Flax Oil: To help me get extra healthy fats, such as Omega 3s, to fight effects of sat. Fats
Centrum Multivitamin: Helped me get all the vitamins and minerals I needed to keep growing
Did I use Steroids?
Me and my family were once having a family dinner, and after I ate I was leaving to go downstairs when my little brother said, "me and my friends at school, think your doing steroids" I laughed at him and jokingly said "all the time", later that night my dad comes down and being sly says "ya know um steroids are bad mkayyyyyyy"

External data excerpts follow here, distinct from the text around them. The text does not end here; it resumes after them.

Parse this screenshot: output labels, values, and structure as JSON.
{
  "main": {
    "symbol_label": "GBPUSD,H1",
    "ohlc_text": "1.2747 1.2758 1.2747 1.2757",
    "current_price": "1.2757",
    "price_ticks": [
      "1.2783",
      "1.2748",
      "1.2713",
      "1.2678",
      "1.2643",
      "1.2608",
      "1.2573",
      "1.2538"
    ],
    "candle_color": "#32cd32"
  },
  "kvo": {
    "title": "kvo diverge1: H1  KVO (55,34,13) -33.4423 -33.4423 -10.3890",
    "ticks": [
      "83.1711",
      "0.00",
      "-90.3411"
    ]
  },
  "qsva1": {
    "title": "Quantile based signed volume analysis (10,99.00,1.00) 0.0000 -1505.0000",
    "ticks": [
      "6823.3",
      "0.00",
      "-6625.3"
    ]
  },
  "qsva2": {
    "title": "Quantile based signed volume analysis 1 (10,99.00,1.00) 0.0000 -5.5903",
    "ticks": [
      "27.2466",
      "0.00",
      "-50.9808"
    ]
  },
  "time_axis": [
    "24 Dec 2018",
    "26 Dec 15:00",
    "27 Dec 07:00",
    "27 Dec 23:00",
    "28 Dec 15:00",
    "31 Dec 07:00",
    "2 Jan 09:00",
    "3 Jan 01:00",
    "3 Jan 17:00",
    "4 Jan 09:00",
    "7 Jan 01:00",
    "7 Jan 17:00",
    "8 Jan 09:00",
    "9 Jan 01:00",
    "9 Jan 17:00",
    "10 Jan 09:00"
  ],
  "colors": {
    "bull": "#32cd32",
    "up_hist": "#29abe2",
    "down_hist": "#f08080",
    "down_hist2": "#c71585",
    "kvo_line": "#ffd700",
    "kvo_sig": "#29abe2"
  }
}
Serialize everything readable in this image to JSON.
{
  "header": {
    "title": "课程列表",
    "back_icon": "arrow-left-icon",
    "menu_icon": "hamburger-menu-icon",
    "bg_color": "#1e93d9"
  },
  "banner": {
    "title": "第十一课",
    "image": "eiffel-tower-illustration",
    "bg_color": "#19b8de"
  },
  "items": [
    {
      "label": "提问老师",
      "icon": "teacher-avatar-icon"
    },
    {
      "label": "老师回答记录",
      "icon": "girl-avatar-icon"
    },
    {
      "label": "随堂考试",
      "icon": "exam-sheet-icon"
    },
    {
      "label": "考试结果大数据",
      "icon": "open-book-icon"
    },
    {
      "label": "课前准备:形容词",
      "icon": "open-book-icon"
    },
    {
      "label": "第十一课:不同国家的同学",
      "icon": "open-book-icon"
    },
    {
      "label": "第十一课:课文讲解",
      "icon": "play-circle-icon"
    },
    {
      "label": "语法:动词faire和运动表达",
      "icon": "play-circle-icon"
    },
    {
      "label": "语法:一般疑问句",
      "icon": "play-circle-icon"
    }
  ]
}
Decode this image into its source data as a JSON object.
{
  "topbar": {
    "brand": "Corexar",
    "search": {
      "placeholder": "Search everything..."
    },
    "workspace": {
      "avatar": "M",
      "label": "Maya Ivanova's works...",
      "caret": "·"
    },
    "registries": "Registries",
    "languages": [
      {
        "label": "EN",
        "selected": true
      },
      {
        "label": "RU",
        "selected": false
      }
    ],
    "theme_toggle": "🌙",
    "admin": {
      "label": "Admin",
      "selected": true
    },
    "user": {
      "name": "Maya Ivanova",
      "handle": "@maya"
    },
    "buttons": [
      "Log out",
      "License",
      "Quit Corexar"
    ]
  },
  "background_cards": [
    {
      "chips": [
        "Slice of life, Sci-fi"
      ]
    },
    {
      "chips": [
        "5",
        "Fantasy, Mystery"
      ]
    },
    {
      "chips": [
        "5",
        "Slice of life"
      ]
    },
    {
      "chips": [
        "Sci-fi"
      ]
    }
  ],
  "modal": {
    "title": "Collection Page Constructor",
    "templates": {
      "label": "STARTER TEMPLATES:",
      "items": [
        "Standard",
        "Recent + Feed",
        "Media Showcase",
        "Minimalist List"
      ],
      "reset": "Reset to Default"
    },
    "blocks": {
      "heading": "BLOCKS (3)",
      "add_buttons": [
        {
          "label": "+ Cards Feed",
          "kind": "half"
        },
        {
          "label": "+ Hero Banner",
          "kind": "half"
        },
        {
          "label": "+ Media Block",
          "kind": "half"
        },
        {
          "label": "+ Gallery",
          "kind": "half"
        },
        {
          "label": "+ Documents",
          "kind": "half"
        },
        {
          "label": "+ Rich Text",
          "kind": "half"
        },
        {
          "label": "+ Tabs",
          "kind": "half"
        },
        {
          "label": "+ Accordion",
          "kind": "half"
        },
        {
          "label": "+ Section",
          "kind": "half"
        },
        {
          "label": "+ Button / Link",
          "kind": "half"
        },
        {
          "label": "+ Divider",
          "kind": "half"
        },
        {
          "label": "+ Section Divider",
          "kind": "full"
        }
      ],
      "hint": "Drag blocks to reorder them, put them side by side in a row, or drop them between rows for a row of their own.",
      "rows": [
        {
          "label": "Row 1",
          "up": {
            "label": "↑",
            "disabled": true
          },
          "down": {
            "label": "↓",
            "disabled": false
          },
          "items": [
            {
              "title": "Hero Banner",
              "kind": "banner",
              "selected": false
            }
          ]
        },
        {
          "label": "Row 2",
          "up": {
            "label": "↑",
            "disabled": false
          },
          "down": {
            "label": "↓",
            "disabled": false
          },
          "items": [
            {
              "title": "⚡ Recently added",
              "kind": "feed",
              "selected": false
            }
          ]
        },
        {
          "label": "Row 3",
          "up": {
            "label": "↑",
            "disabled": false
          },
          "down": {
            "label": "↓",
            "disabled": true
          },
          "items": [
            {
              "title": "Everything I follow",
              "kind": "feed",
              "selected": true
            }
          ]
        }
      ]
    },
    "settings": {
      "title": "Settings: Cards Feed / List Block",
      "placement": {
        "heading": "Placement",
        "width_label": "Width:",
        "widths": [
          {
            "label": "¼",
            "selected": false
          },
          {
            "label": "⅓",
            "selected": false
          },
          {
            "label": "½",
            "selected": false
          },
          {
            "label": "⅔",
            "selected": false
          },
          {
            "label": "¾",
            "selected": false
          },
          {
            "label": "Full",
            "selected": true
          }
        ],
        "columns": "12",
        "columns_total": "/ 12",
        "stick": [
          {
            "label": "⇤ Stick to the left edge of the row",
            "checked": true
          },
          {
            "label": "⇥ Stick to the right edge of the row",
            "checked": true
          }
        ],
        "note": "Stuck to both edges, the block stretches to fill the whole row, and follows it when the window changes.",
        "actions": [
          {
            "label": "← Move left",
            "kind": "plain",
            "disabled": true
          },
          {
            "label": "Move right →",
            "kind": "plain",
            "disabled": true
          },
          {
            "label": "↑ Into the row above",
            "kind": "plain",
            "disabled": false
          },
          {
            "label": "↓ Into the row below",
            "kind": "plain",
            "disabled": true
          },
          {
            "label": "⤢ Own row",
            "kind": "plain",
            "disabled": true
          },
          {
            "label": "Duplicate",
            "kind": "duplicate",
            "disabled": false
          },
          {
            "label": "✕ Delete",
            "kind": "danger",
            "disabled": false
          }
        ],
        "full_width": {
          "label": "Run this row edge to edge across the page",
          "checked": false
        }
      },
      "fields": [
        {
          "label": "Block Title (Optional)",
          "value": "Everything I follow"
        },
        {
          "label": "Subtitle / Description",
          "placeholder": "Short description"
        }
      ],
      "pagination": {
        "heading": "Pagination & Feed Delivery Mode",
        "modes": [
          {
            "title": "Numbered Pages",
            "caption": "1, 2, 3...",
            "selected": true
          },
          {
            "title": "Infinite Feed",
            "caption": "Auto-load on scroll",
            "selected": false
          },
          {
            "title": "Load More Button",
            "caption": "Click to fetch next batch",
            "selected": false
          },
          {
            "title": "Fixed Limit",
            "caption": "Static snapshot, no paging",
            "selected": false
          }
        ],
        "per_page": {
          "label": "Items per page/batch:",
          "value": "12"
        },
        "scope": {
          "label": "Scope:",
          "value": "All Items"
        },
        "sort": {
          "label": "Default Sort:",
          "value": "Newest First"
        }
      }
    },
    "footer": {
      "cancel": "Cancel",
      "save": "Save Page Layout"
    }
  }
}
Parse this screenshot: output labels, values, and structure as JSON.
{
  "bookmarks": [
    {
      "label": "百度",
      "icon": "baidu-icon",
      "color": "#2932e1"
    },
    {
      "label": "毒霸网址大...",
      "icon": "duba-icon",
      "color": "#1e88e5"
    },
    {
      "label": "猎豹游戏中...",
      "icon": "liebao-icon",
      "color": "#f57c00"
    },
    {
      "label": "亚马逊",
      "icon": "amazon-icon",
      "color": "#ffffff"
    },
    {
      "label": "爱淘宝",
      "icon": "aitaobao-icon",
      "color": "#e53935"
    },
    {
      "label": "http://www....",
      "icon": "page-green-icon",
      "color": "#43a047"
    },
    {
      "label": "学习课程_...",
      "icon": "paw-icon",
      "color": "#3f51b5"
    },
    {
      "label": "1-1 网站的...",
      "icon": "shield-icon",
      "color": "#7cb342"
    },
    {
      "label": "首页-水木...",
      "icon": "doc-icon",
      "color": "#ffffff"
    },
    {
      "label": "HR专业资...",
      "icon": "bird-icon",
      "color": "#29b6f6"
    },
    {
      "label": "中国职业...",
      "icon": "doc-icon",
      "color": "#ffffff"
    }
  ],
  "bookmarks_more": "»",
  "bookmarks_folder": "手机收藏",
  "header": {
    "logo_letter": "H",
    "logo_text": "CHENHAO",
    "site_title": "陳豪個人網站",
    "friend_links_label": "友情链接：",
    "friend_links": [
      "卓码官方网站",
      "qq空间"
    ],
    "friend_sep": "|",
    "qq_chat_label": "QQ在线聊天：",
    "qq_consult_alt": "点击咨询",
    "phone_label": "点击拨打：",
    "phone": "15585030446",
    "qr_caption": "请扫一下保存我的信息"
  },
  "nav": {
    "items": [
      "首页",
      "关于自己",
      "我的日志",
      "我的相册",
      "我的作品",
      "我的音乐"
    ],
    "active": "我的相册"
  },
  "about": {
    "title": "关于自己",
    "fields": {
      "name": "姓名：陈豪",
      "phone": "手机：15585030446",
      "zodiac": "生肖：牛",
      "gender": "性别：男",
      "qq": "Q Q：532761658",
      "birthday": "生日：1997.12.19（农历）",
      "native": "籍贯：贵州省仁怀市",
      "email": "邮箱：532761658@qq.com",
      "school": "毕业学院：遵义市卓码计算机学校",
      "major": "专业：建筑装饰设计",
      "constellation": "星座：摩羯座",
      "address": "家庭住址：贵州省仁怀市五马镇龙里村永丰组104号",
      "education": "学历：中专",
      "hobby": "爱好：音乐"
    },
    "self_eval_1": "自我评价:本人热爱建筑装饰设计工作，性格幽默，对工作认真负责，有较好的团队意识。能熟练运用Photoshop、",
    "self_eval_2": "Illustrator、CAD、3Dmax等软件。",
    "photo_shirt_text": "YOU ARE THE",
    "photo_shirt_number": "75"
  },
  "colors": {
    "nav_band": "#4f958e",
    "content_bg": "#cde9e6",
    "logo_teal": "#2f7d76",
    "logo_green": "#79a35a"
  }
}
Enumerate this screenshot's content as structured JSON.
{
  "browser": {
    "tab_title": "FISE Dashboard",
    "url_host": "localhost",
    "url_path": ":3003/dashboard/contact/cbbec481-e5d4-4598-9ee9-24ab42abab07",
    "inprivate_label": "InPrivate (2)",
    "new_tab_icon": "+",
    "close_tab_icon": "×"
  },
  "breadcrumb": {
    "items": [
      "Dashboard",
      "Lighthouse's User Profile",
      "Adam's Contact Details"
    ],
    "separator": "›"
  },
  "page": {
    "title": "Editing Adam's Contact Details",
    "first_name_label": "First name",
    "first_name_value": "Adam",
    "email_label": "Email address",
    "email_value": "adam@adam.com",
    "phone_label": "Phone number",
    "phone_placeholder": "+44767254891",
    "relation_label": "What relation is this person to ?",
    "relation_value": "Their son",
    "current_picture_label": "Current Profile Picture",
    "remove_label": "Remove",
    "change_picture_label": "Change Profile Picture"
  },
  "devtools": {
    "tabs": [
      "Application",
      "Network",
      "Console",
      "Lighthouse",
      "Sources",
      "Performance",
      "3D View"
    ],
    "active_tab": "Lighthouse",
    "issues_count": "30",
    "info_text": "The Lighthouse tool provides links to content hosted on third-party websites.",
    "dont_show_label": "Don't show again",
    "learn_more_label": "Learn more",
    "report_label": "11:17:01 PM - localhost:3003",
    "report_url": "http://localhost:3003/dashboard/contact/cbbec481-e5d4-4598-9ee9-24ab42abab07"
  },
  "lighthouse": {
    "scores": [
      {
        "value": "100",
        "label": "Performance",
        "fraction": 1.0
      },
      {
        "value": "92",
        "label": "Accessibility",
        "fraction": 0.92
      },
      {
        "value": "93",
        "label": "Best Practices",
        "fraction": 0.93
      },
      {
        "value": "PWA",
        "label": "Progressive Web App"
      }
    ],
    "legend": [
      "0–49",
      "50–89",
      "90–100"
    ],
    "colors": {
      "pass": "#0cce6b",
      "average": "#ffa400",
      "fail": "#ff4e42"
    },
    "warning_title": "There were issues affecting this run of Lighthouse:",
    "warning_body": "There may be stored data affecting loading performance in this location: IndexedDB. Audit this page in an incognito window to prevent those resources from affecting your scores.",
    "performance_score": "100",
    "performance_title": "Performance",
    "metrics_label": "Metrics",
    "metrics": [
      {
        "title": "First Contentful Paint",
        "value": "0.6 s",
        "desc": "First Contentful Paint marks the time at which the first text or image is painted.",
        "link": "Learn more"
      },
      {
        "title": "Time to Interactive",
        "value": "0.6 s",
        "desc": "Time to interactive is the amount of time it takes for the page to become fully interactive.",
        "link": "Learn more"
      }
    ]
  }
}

I have never taken steroids, although I don't hate them, I have nothing against them, I just don't use them, I don't think I need to I am still young, my free testosterone in my blood stream is doing just fine. I supplement and am on the massive eating diet that is enough for me and has helped me get where I am without anabolics, but I say if you want to use them learn about them, do your research, then fine go on ahead!
I think something possibly more important than the physical gains that I made was how my mind changed, mostly in what was important in life. Before bodybuilding I beloved that schoolwork was everything, and I was a shy nerd, girls were a no no, I never even talked to them and If one smiled at me it would make my week!
After bodybuilding it was all different I was meeting people left and right I figured out that at least in my mind people were equal, some may be prettier, have more money, be bigger, thinner etc, but they are still people and I never thought I didn't deserve to talk to someone. I gained more confidence and I think I grew mentally which was more important I believe.